Osman (r.a.) görüşünden vazgeçerek o kadına had uygulamamış. Buna dair açıklamalar
daha önce Bakara Süresinde (233. ayet, 6. başlıkta) geçmiş bulunmaktadır.
Hamileliğin başından ilk
üç ayın sayılmadığı da söylenmiştir. Çünkü bu süre zarfında çocuk nutfe, alaka
ve bir çiğnem ettir. Onun hissedilir bir ağırlığı olmaz. İşte Yüce Allah'ın:
"Eşini örtüp bürüyünce (eş!) hafif bir yük yüklendi. Bununla gider
gelirdi" (el-A'raf, 189) buyruğunun anlamı budur.
"Fisal" sütten
kesmek demektir. Lukman Süresi'nde (14-15. ayetler, 3. başlıkta) buna dair
açıklamalar geçmiş bulunmaktadır. el-Hasen, Yakub ve başkaları "onun ...

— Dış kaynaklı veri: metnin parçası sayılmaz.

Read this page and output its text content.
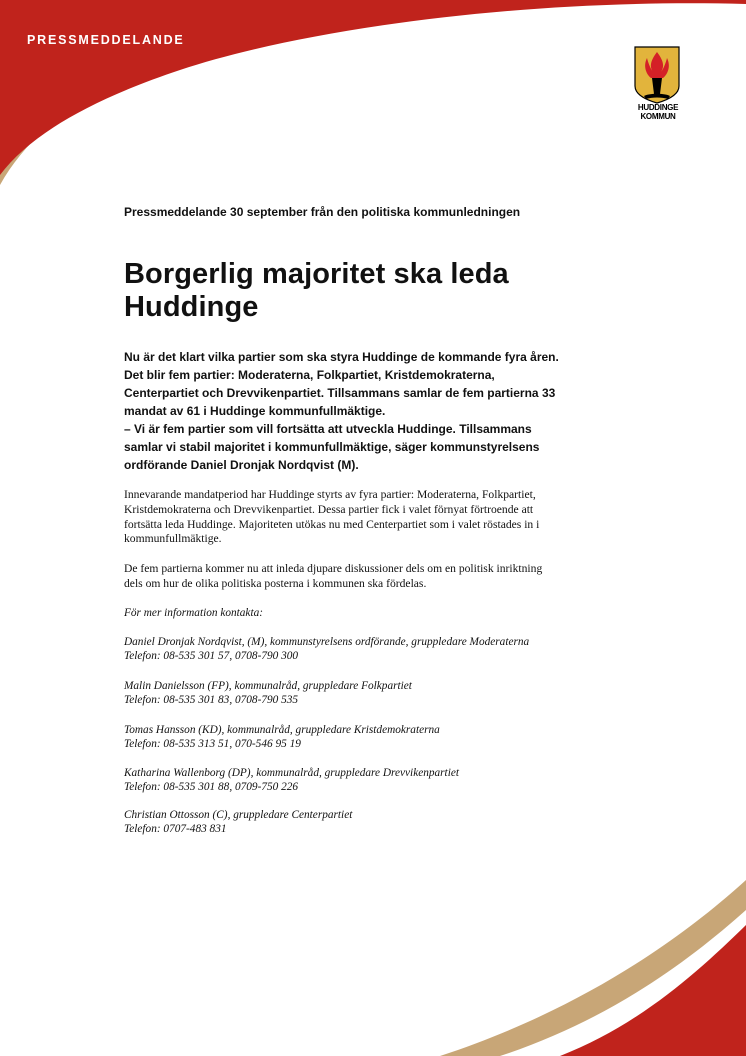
PRESSMEDDELANDE
HUDDINGE
KOMMUN
Pressmeddelande 30 september från den politiska kommunledningen
Borgerlig majoritet ska leda
Huddinge

Nu är det klart vilka partier som ska styra Huddinge de kommande fyra åren.

Det blir fem partier: Moderaterna, Folkpartiet, Kristdemokraterna,

Centerpartiet och Drevvikenpartiet. Tillsammans samlar de fem partierna 33

mandat av 61 i Huddinge kommunfullmäktige.

– Vi är fem partier som vill fortsätta att utveckla Huddinge. Tillsammans

samlar vi stabil majoritet i kommunfullmäktige, säger kommunstyrelsens

ordförande Daniel Dronjak Nordqvist (M).

Innevarande mandatperiod har Huddinge styrts av fyra partier: Moderaterna, Folkpartiet,

Kristdemokraterna och Drevvikenpartiet. Dessa partier fick i valet förnyat förtroende att

fortsätta leda Huddinge. Majoriteten utökas nu med Centerpartiet som i valet röstades in i

kommunfullmäktige.

De fem partierna kommer nu att inleda djupare diskussioner dels om en politisk inriktning

dels om hur de olika politiska posterna i kommunen ska fördelas.

För mer information kontakta:
Daniel Dronjak Nordqvist, (M), kommunstyrelsens ordförande, gruppledare Moderaterna
Telefon: 08-535 301 57, 0708-790 300
Malin Danielsson (FP), kommunalråd, gruppledare Folkpartiet
Telefon: 08-535 301 83, 0708-790 535
Tomas Hansson (KD), kommunalråd, gruppledare Kristdemokraterna
Telefon: 08-535 313 51, 070-546 95 19
Katharina Wallenborg (DP), kommunalråd, gruppledare Drevvikenpartiet
Telefon: 08-535 301 88, 0709-750 226
Christian Ottosson (C), gruppledare Centerpartiet
Telefon: 0707-483 831
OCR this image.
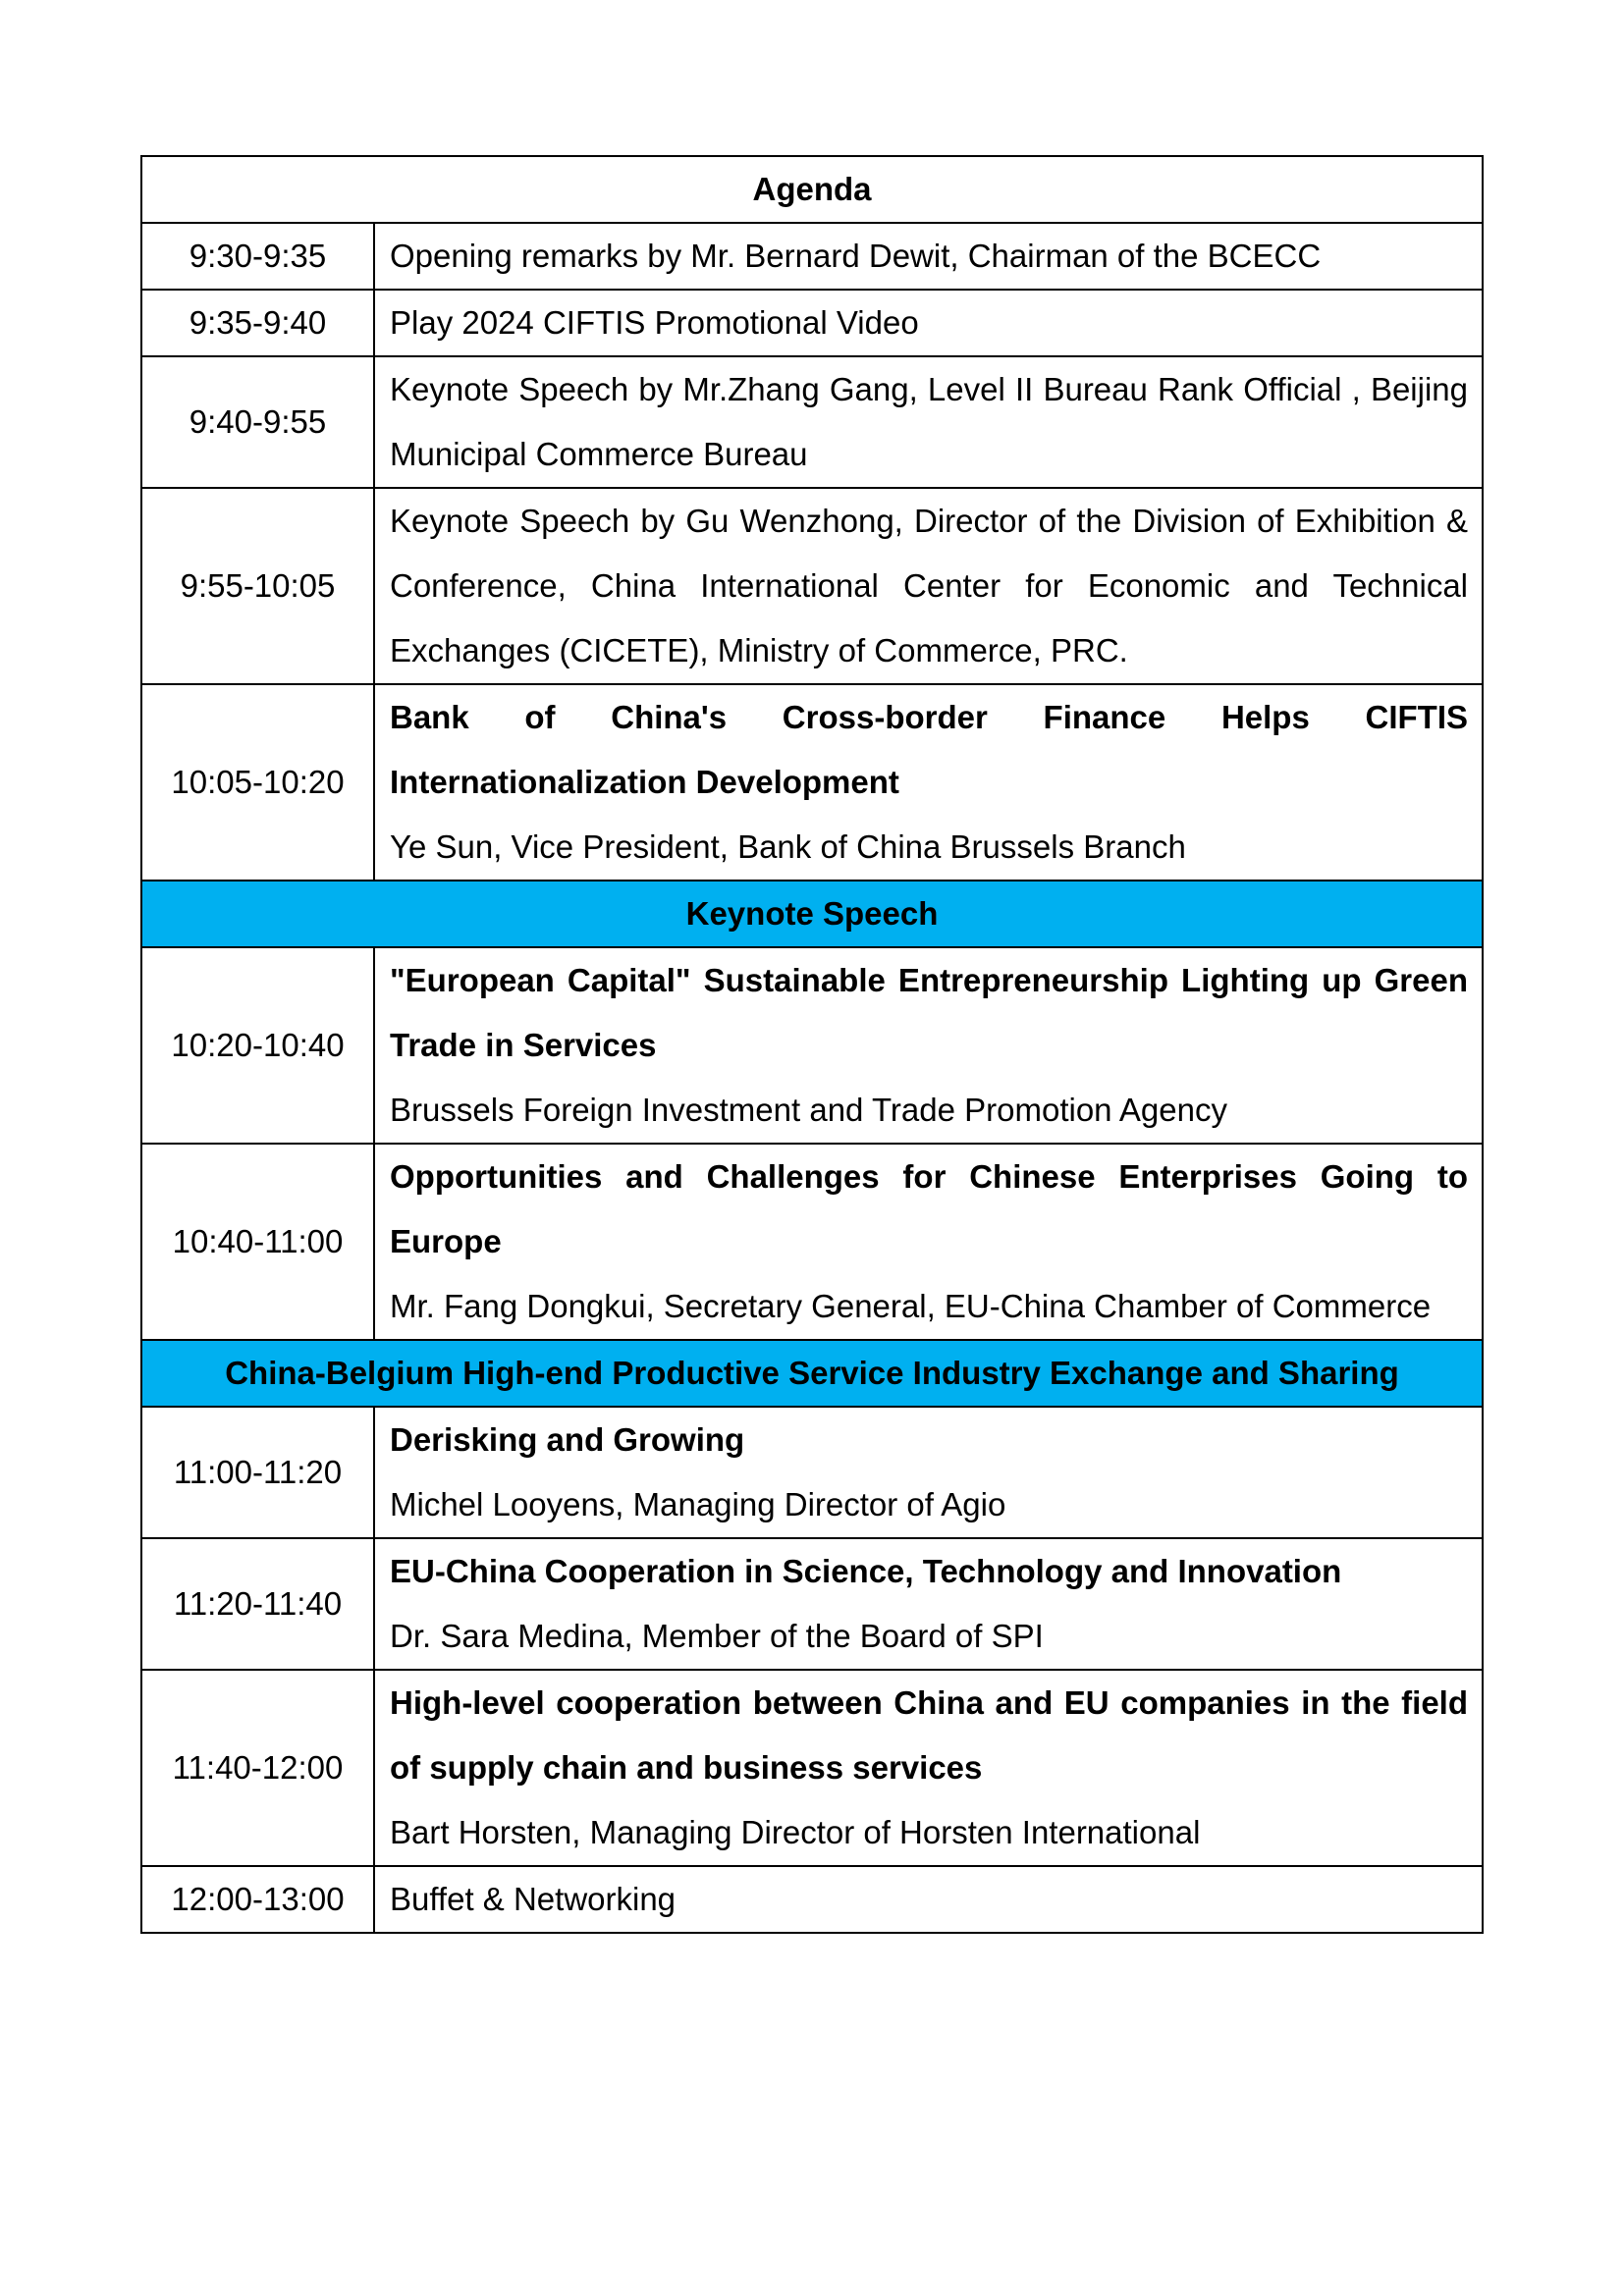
Agenda	
9:30-9:35	Opening remarks by Mr. Bernard Dewit, Chairman of the BCECC

9:35-9:40	Play 2024 CIFTIS Promotional Video

9:40-9:55	Keynote Speech by Mr.Zhang Gang, Level II Bureau Rank Official , Beijing Municipal Commerce Bureau

9:55-10:05	Keynote Speech by Gu Wenzhong, Director of the Division of Exhibition & Conference, China International Center for Economic and Technical Exchanges (CICETE), Ministry of Commerce, PRC.

10:05-10:20	Bank of China's Cross-border Finance Helps CIFTIS Internationalization Development
Ye Sun, Vice President, Bank of China Brussels Branch

Keynote Speech	
10:20-10:40	"European Capital" Sustainable Entrepreneurship Lighting up Green Trade in Services
Brussels Foreign Investment and Trade Promotion Agency

10:40-11:00	Opportunities and Challenges for Chinese Enterprises Going to Europe
Mr. Fang Dongkui, Secretary General, EU-China Chamber of Commerce

China-Belgium High-end Productive Service Industry Exchange and Sharing	
11:00-11:20	Derisking and Growing
Michel Looyens, Managing Director of Agio

11:20-11:40	EU-China Cooperation in Science, Technology and Innovation
Dr. Sara Medina, Member of the Board of SPI

11:40-12:00	High-level cooperation between China and EU companies in the field of supply chain and business services
Bart Horsten, Managing Director of Horsten International

12:00-13:00	Buffet & Networking
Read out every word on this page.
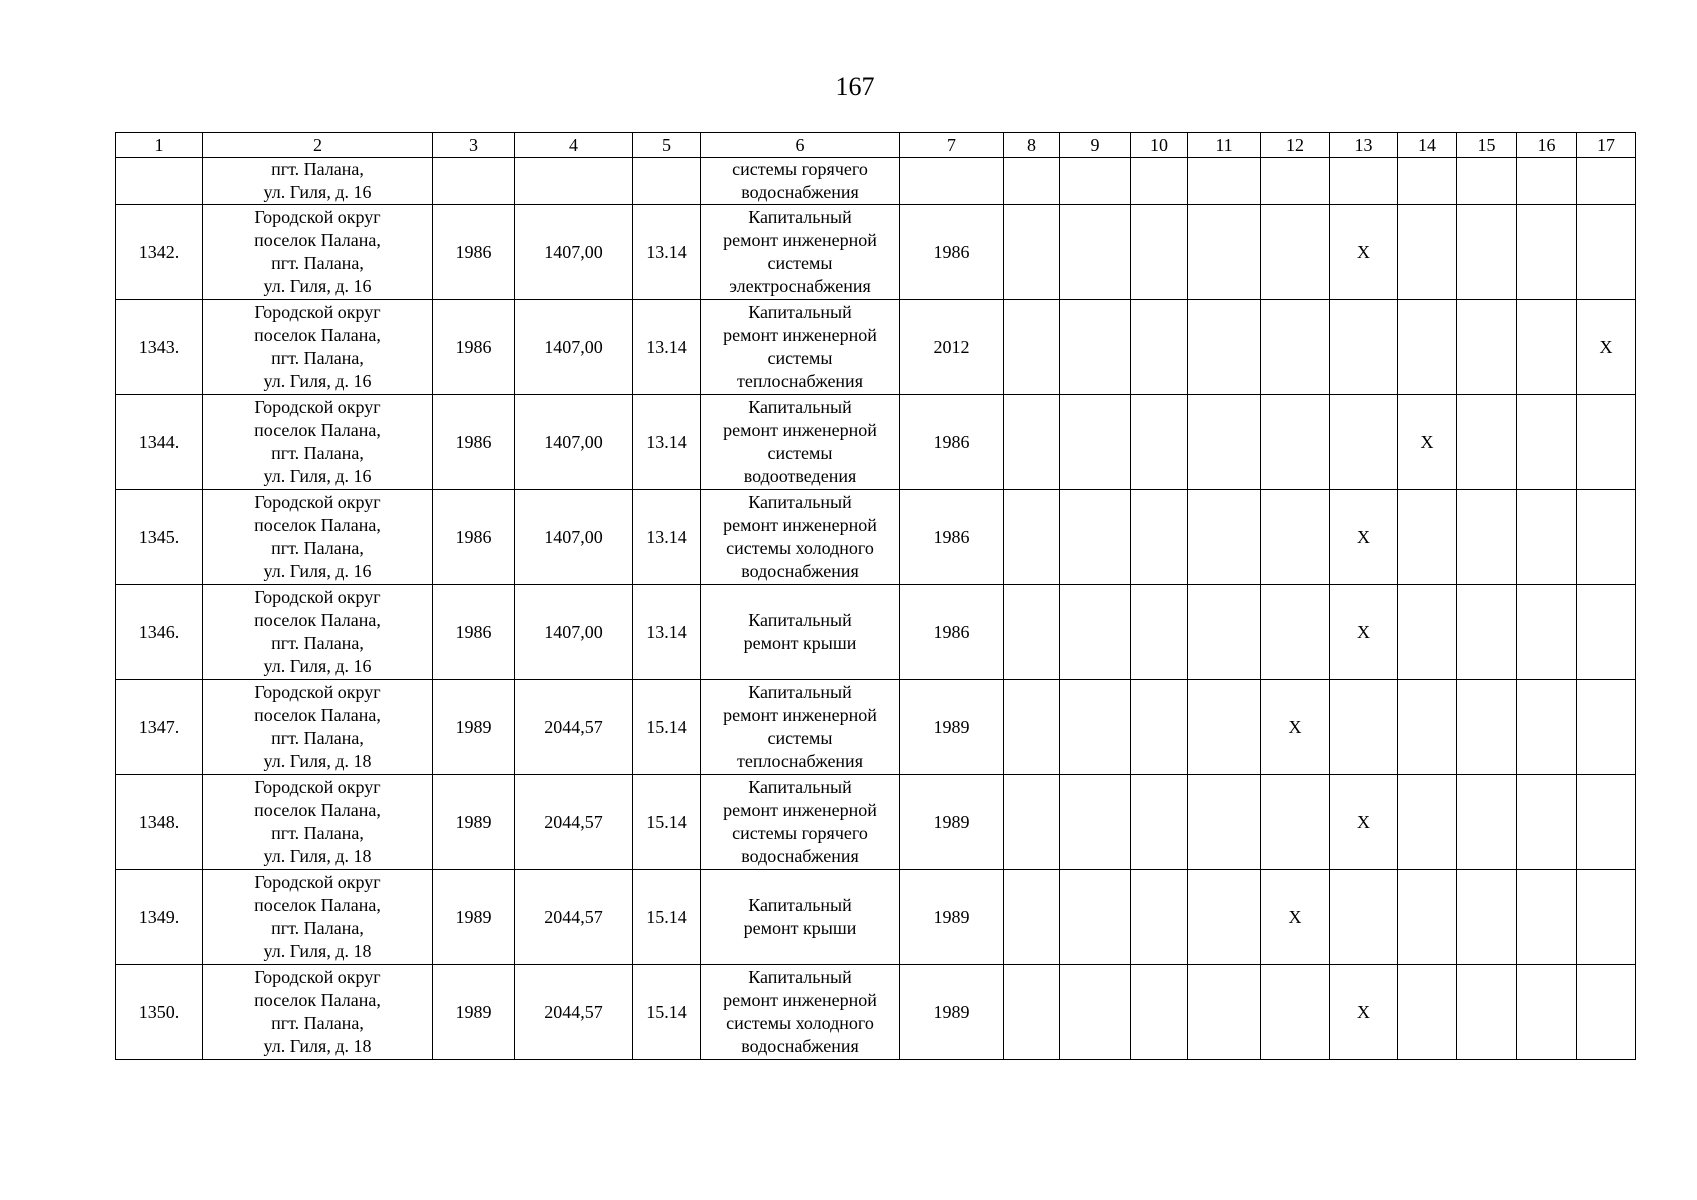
167
1	2	3	4	5	6	7	8	9	10	11	12	13	14	15	16	17
	пгт. Палана,
ул. Гиля, д. 16				системы горячего
водоснабжения											
1342.	Городской округ
поселок Палана,
пгт. Палана,
ул. Гиля, д. 16	1986	1407,00	13.14	Капитальный
ремонт инженерной
системы
электроснабжения	1986						X				
1343.	Городской округ
поселок Палана,
пгт. Палана,
ул. Гиля, д. 16	1986	1407,00	13.14	Капитальный
ремонт инженерной
системы
теплоснабжения	2012										X
1344.	Городской округ
поселок Палана,
пгт. Палана,
ул. Гиля, д. 16	1986	1407,00	13.14	Капитальный
ремонт инженерной
системы
водоотведения	1986							X			
1345.	Городской округ
поселок Палана,
пгт. Палана,
ул. Гиля, д. 16	1986	1407,00	13.14	Капитальный
ремонт инженерной
системы холодного
водоснабжения	1986						X				
1346.	Городской округ
поселок Палана,
пгт. Палана,
ул. Гиля, д. 16	1986	1407,00	13.14	Капитальный
ремонт крыши	1986						X				
1347.	Городской округ
поселок Палана,
пгт. Палана,
ул. Гиля, д. 18	1989	2044,57	15.14	Капитальный
ремонт инженерной
системы
теплоснабжения	1989					X					
1348.	Городской округ
поселок Палана,
пгт. Палана,
ул. Гиля, д. 18	1989	2044,57	15.14	Капитальный
ремонт инженерной
системы горячего
водоснабжения	1989						X				
1349.	Городской округ
поселок Палана,
пгт. Палана,
ул. Гиля, д. 18	1989	2044,57	15.14	Капитальный
ремонт крыши	1989					X					
1350.	Городской округ
поселок Палана,
пгт. Палана,
ул. Гиля, д. 18	1989	2044,57	15.14	Капитальный
ремонт инженерной
системы холодного
водоснабжения	1989						X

sütten kesilmesi" anlamındaki lafzın "fe" harfini üstün,
"sad" harfini de sakin olarak (ve sad'dan sonra elifsiz): (...) diye
okumuşlardır.
Ayet-i kerimenin Ebu
Bekr es-Sıddık hakkında indiği rivayet edilmiştir. Ona gebe kalınması ve sütten
kesilmesi otuz aylık bir sürede tamamlanmıştı. Annesi onu dokuz ay karnında
taşımış, yirmibiray da ona süt vermişti.
İfadede hazfedilmiş
lafızlar da vardır. Yani ona gebe kalınma süresi ile sütten kesilme süresi otuz
aydır. Şayet bu ifade takdiri sözkonusu olmasaydı, "Otuz" lafzı zarf
olarak nasbedilir ve anlam da değişirdi.
5- Yiğitlik ve Olgunluk
çağı:
"Nihayet o yiğitlik
ve olgunluk çağına ulaşınca ... " buyruğunu İbn Abbas onsekiz yaşına ulaşınca,
diye açıklamıştır. Ata'nın kendisinden yaptığı rivayette de şöyle demiştir: Ebu
Bekir, Peygamber (s.a.v.) ile onsekiz yaşında iken arkadaşlık yapmaya başladı.
Peygamber (s.a.v.) da o sırada yirmi yaşında idi. Şam'a ticaret maksadıyla
gitmek için yola koyuldular. Sedir ağacı bulunan bir yerde konakladılar.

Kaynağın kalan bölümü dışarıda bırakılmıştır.